DNA Puzzler #galicia

Pamela Weisberger

Meyer Denn writes:

"I received an intriguing correspondence >from a lady in Finland who
explained to me that we are a perfect match on the 111 marker, evidently
meaning that there is a better than 85% chance that we are directly
related in four generations or less... Her great grandfather Johan Viktor
SANTASALO (SANDSTROM translated into Finnish) was born in Hameenlinna
2.7.1864 and his mother never told anybody the identity of the baby's father.
There was only speculations that he was a Jew >from Russian army visiting
Finland and that he might have been a trumpeter in the army band....

"I do not know a great deal about my paternal line, but what I know is
pretty clear going back to about 1850. My paternal grandfather, Jozef
Juda (Joe) DENN, was born in Korczyna, Galicia (northernmost province of
the old Austro-Hungarian Empire -- currently in southern Poland) in 1894.
He had three older siblings who survived to adulthood, the oldest being
born in 1877. My grandfather's father, Chayem DENN, died in Korczyna in
1910 at the age of 59, placing his birth at about 1851 or so. My
grandfather told me that his father Chayem was born in Brod, a town
"deep in Poland." He seemed to indicate that this town of Brod was the
same town called today Brody in the Ukraine, which at that time was much
closer to the Russian border with Poland....

"Chayem's parents were Izroel Shimon DENN and Beila NEUMANN. She was
born in about 1831 in Baligrod, Galicia, not too far >from Korczyna in
southern Poland. I know nothing about Izroel Shimon DENN, but according
to oral family tradition, not long after Chayem's birth, Beila arranged for a
divorce >from her husband... Izroel Shimon was able to keep his son Chayem
and raise him >from the age of one or two years.... I do not know what
happened to him after my great grandfather's birth... where he lived, if he
remarried, had other children, where/when he died, etc....

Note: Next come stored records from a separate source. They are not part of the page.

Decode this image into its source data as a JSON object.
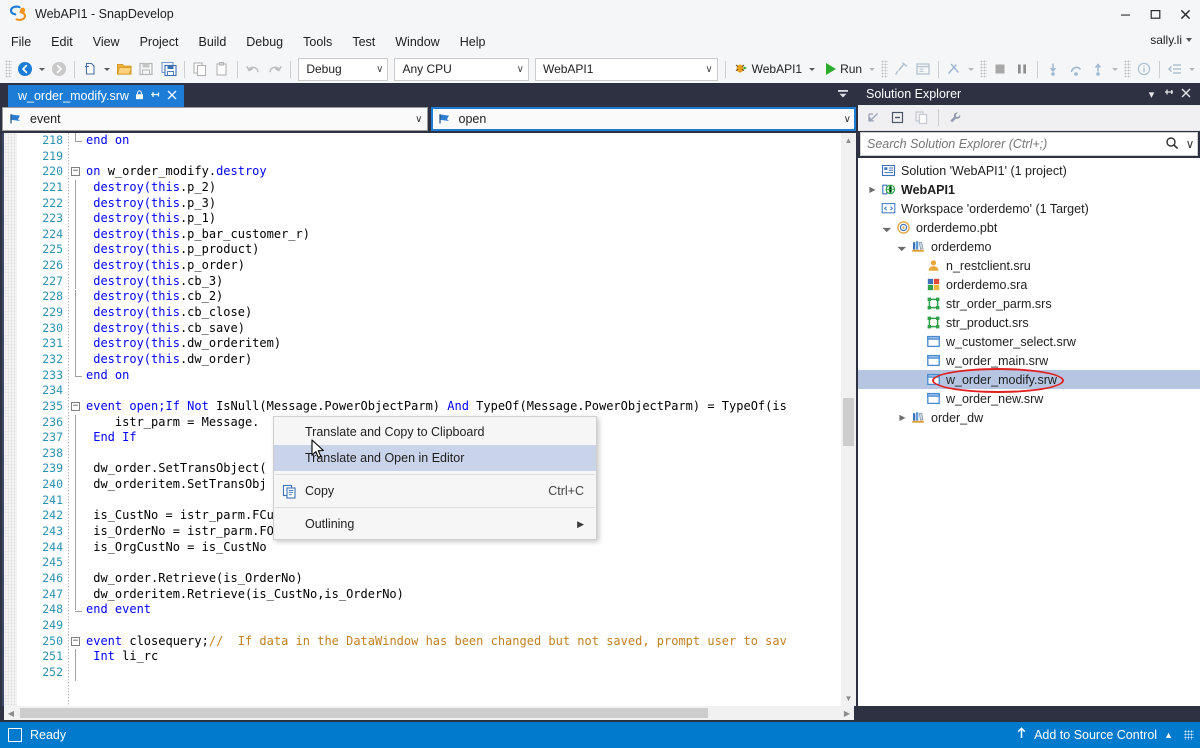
{
  "window": {
    "title": "WebAPI1 - SnapDevelop",
    "logo_icon": "snapdevelop-logo-icon",
    "minimize": "–",
    "maximize": "❐",
    "close": "✕"
  },
  "menubar": {
    "items": [
      "File",
      "Edit",
      "View",
      "Project",
      "Build",
      "Debug",
      "Tools",
      "Test",
      "Window",
      "Help"
    ],
    "user": "sally.li"
  },
  "toolbar": {
    "back_icon": "navigate-back-icon",
    "forward_icon": "navigate-forward-icon",
    "new_icon": "new-item-icon",
    "open_icon": "open-folder-icon",
    "save_icon": "save-icon",
    "save_all_icon": "save-all-icon",
    "copy_icon": "copy-icon",
    "paste_icon": "paste-icon",
    "undo_icon": "undo-icon",
    "redo_icon": "redo-icon",
    "config_value": "Debug",
    "platform_value": "Any CPU",
    "project_value": "WebAPI1",
    "startup_value": "WebAPI1",
    "startup_icon": "debug-bug-icon",
    "run_label": "Run",
    "hammer_icon": "build-hammer-icon",
    "window_icon": "show-window-icon",
    "attach_icon": "attach-process-icon",
    "stop_icon": "stop-icon",
    "pause_icon": "pause-icon",
    "stepinto_icon": "step-into-icon",
    "stepover_icon": "step-over-icon",
    "stepout_icon": "step-out-icon",
    "info_icon": "info-circle-icon",
    "indent_icon": "decrease-indent-icon",
    "chevron": "∨"
  },
  "editor": {
    "tab": {
      "label": "w_order_modify.srw",
      "lock_icon": "lock-icon",
      "pin_icon": "pin-icon",
      "close_icon": "close-icon"
    },
    "tab_overflow_icon": "tab-overflow-icon",
    "nav_left": {
      "value": "event",
      "icon": "event-flag-icon"
    },
    "nav_right": {
      "value": "open",
      "icon": "event-flag-icon"
    },
    "first_line_number": 218,
    "lines": [
      {
        "n": 218,
        "fold": "end",
        "tokens": [
          {
            "t": "end on",
            "c": "kw"
          }
        ],
        "indent": 1
      },
      {
        "n": 219,
        "tokens": []
      },
      {
        "n": 220,
        "fold": "start",
        "tokens": [
          {
            "t": "on ",
            "c": "kw"
          },
          {
            "t": "w_order_modify.",
            "c": "id"
          },
          {
            "t": "destroy",
            "c": "kw"
          }
        ]
      },
      {
        "n": 221,
        "bar": true,
        "tokens": [
          {
            "t": " destroy(",
            "c": "kw"
          },
          {
            "t": "this",
            "c": "kw"
          },
          {
            "t": ".p_2)",
            "c": "id"
          }
        ]
      },
      {
        "n": 222,
        "bar": true,
        "tokens": [
          {
            "t": " destroy(",
            "c": "kw"
          },
          {
            "t": "this",
            "c": "kw"
          },
          {
            "t": ".p_3)",
            "c": "id"
          }
        ]
      },
      {
        "n": 223,
        "bar": true,
        "tokens": [
          {
            "t": " destroy(",
            "c": "kw"
          },
          {
            "t": "this",
            "c": "kw"
          },
          {
            "t": ".p_1)",
            "c": "id"
          }
        ]
      },
      {
        "n": 224,
        "bar": true,
        "tokens": [
          {
            "t": " destroy(",
            "c": "kw"
          },
          {
            "t": "this",
            "c": "kw"
          },
          {
            "t": ".p_bar_customer_r)",
            "c": "id"
          }
        ]
      },
      {
        "n": 225,
        "bar": true,
        "tokens": [
          {
            "t": " destroy(",
            "c": "kw"
          },
          {
            "t": "this",
            "c": "kw"
          },
          {
            "t": ".p_product)",
            "c": "id"
          }
        ]
      },
      {
        "n": 226,
        "bar": true,
        "tokens": [
          {
            "t": " destroy(",
            "c": "kw"
          },
          {
            "t": "this",
            "c": "kw"
          },
          {
            "t": ".p_order)",
            "c": "id"
          }
        ]
      },
      {
        "n": 227,
        "bar": true,
        "tokens": [
          {
            "t": " destroy(",
            "c": "kw"
          },
          {
            "t": "this",
            "c": "kw"
          },
          {
            "t": ".cb_3)",
            "c": "id"
          }
        ]
      },
      {
        "n": 228,
        "bar": true,
        "tokens": [
          {
            "t": " destroy(",
            "c": "kw"
          },
          {
            "t": "this",
            "c": "kw"
          },
          {
            "t": ".cb_2)",
            "c": "id"
          }
        ]
      },
      {
        "n": 229,
        "bar": true,
        "tokens": [
          {
            "t": " destroy(",
            "c": "kw"
          },
          {
            "t": "this",
            "c": "kw"
          },
          {
            "t": ".cb_close)",
            "c": "id"
          }
        ]
      },
      {
        "n": 230,
        "bar": true,
        "tokens": [
          {
            "t": " destroy(",
            "c": "kw"
          },
          {
            "t": "this",
            "c": "kw"
          },
          {
            "t": ".cb_save)",
            "c": "id"
          }
        ]
      },
      {
        "n": 231,
        "bar": true,
        "tokens": [
          {
            "t": " destroy(",
            "c": "kw"
          },
          {
            "t": "this",
            "c": "kw"
          },
          {
            "t": ".dw_orderitem)",
            "c": "id"
          }
        ]
      },
      {
        "n": 232,
        "bar": true,
        "tokens": [
          {
            "t": " destroy(",
            "c": "kw"
          },
          {
            "t": "this",
            "c": "kw"
          },
          {
            "t": ".dw_order)",
            "c": "id"
          }
        ]
      },
      {
        "n": 233,
        "fold": "end",
        "tokens": [
          {
            "t": "end on",
            "c": "kw"
          }
        ]
      },
      {
        "n": 234,
        "tokens": []
      },
      {
        "n": 235,
        "fold": "start",
        "tokens": [
          {
            "t": "event open;",
            "c": "kw"
          },
          {
            "t": "If Not ",
            "c": "kw"
          },
          {
            "t": "IsNull(Message.PowerObjectParm) ",
            "c": "id"
          },
          {
            "t": "And ",
            "c": "kw"
          },
          {
            "t": "TypeOf(Message.PowerObjectParm) = TypeOf(is",
            "c": "id"
          }
        ]
      },
      {
        "n": 236,
        "bar": true,
        "tokens": [
          {
            "t": "    istr_parm = Message.",
            "c": "id"
          }
        ]
      },
      {
        "n": 237,
        "bar": true,
        "tokens": [
          {
            "t": " End If",
            "c": "kw"
          }
        ]
      },
      {
        "n": 238,
        "bar": true,
        "tokens": []
      },
      {
        "n": 239,
        "bar": true,
        "tokens": [
          {
            "t": " dw_order.SetTransObject(",
            "c": "id"
          }
        ]
      },
      {
        "n": 240,
        "bar": true,
        "tokens": [
          {
            "t": " dw_orderitem.SetTransObj",
            "c": "id"
          }
        ]
      },
      {
        "n": 241,
        "bar": true,
        "tokens": []
      },
      {
        "n": 242,
        "bar": true,
        "tokens": [
          {
            "t": " is_CustNo = istr_parm.FCustNo",
            "c": "id"
          }
        ]
      },
      {
        "n": 243,
        "bar": true,
        "tokens": [
          {
            "t": " is_OrderNo = istr_parm.FOrderNo",
            "c": "id"
          }
        ]
      },
      {
        "n": 244,
        "bar": true,
        "tokens": [
          {
            "t": " is_OrgCustNo = is_CustNo",
            "c": "id"
          }
        ]
      },
      {
        "n": 245,
        "bar": true,
        "tokens": []
      },
      {
        "n": 246,
        "bar": true,
        "tokens": [
          {
            "t": " dw_order.Retrieve(is_OrderNo)",
            "c": "id"
          }
        ]
      },
      {
        "n": 247,
        "bar": true,
        "tokens": [
          {
            "t": " dw_orderitem.Retrieve(is_CustNo,is_OrderNo)",
            "c": "id"
          }
        ]
      },
      {
        "n": 248,
        "fold": "end",
        "tokens": [
          {
            "t": "end event",
            "c": "kw"
          }
        ]
      },
      {
        "n": 249,
        "tokens": []
      },
      {
        "n": 250,
        "fold": "start",
        "tokens": [
          {
            "t": "event ",
            "c": "kw"
          },
          {
            "t": "closequery;",
            "c": "id"
          },
          {
            "t": "//  If data in the DataWindow has been changed but not saved, prompt user to sav",
            "c": "cm"
          }
        ]
      },
      {
        "n": 251,
        "bar": true,
        "tokens": [
          {
            "t": " Int ",
            "c": "kw"
          },
          {
            "t": "li_rc",
            "c": "id"
          }
        ]
      },
      {
        "n": 252,
        "bar": true,
        "tokens": []
      }
    ]
  },
  "context_menu": {
    "items": [
      {
        "label": "Translate and Copy to Clipboard",
        "icon": "",
        "accel": "",
        "selected": false,
        "submenu": false
      },
      {
        "label": "Translate and Open in Editor",
        "icon": "",
        "accel": "",
        "selected": true,
        "submenu": false
      },
      {
        "separator": true
      },
      {
        "label": "Copy",
        "icon": "copy-icon",
        "accel": "Ctrl+C",
        "selected": false,
        "submenu": false
      },
      {
        "separator": true
      },
      {
        "label": "Outlining",
        "icon": "",
        "accel": "",
        "selected": false,
        "submenu": true
      }
    ]
  },
  "solution_explorer": {
    "title": "Solution Explorer",
    "header_icons": [
      "dropdown-icon",
      "pin-icon",
      "close-icon"
    ],
    "toolbar_icons": [
      "collapse-all-icon",
      "show-all-files-icon",
      "refresh-icon",
      "properties-wrench-icon"
    ],
    "search_placeholder": "Search Solution Explorer (Ctrl+;)",
    "search_value": "",
    "search_icon": "search-magnifier-icon",
    "search_chevron": "∨",
    "tree": [
      {
        "label": "Solution 'WebAPI1' (1 project)",
        "indent": 1,
        "twist": "",
        "icon": "solution-icon",
        "bold": false,
        "selected": false
      },
      {
        "label": "WebAPI1",
        "indent": 1,
        "twist": "collapsed",
        "icon": "web-project-icon",
        "bold": true,
        "selected": false
      },
      {
        "label": "Workspace 'orderdemo' (1 Target)",
        "indent": 1,
        "twist": "",
        "icon": "workspace-icon",
        "bold": false,
        "selected": false
      },
      {
        "label": "orderdemo.pbt",
        "indent": 2,
        "twist": "expanded",
        "icon": "target-icon",
        "bold": false,
        "selected": false
      },
      {
        "label": "orderdemo",
        "indent": 3,
        "twist": "expanded",
        "icon": "library-icon",
        "bold": false,
        "selected": false
      },
      {
        "label": "n_restclient.sru",
        "indent": 4,
        "twist": "",
        "icon": "user-object-icon",
        "bold": false,
        "selected": false
      },
      {
        "label": "orderdemo.sra",
        "indent": 4,
        "twist": "",
        "icon": "application-icon",
        "bold": false,
        "selected": false
      },
      {
        "label": "str_order_parm.srs",
        "indent": 4,
        "twist": "",
        "icon": "structure-icon",
        "bold": false,
        "selected": false
      },
      {
        "label": "str_product.srs",
        "indent": 4,
        "twist": "",
        "icon": "structure-icon",
        "bold": false,
        "selected": false
      },
      {
        "label": "w_customer_select.srw",
        "indent": 4,
        "twist": "",
        "icon": "window-icon",
        "bold": false,
        "selected": false
      },
      {
        "label": "w_order_main.srw",
        "indent": 4,
        "twist": "",
        "icon": "window-icon",
        "bold": false,
        "selected": false
      },
      {
        "label": "w_order_modify.srw",
        "indent": 4,
        "twist": "",
        "icon": "window-icon",
        "bold": false,
        "selected": true,
        "annotated": true
      },
      {
        "label": "w_order_new.srw",
        "indent": 4,
        "twist": "",
        "icon": "window-icon",
        "bold": false,
        "selected": false
      },
      {
        "label": "order_dw",
        "indent": 3,
        "twist": "collapsed",
        "icon": "library-icon",
        "bold": false,
        "selected": false
      }
    ]
  },
  "statusbar": {
    "status": "Ready",
    "status_icon": "stop-square-icon",
    "source_control": "Add to Source Control",
    "source_control_icon": "upload-arrow-icon",
    "source_control_caret": "▲"
  },
  "colors": {
    "accent": "#007acc",
    "chrome_dark": "#2d3142",
    "tab_active": "#1c7cd6",
    "annotation_red": "#e02020",
    "keyword_blue": "#0000ff",
    "linenum_teal": "#2b91af",
    "comment_orange": "#c08020",
    "selection_blue": "#b6c6e2"
  }
}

"Other than the 1910 death certificate for Chayem DENN that I have from
Korczyna, Poland, I have no other documentation about the DENN family
prior to that time...

"I have never heard of our DENN family >from Galicia ever having been
associated with Russia or the Russian army, however I assume that it is
possible that if they lived in Brody, it might not be too big a leap to posit
that they may have come to Brody >from the other side of the nearby
Russian border, or could have ventured to Russia >from Brody. I would
assume that if Chayem DENN was born in 1851 and his mother was born
in 1831 (age 20 at birth), they most likely did not have other children in
that union. So, it is possible that Izroel Shimon was the father of Johan
Victor SANTASALO (SANDSTROM), or it is very possible that Izroel Shimon
could have had a brother, father or uncle who could have sired the child."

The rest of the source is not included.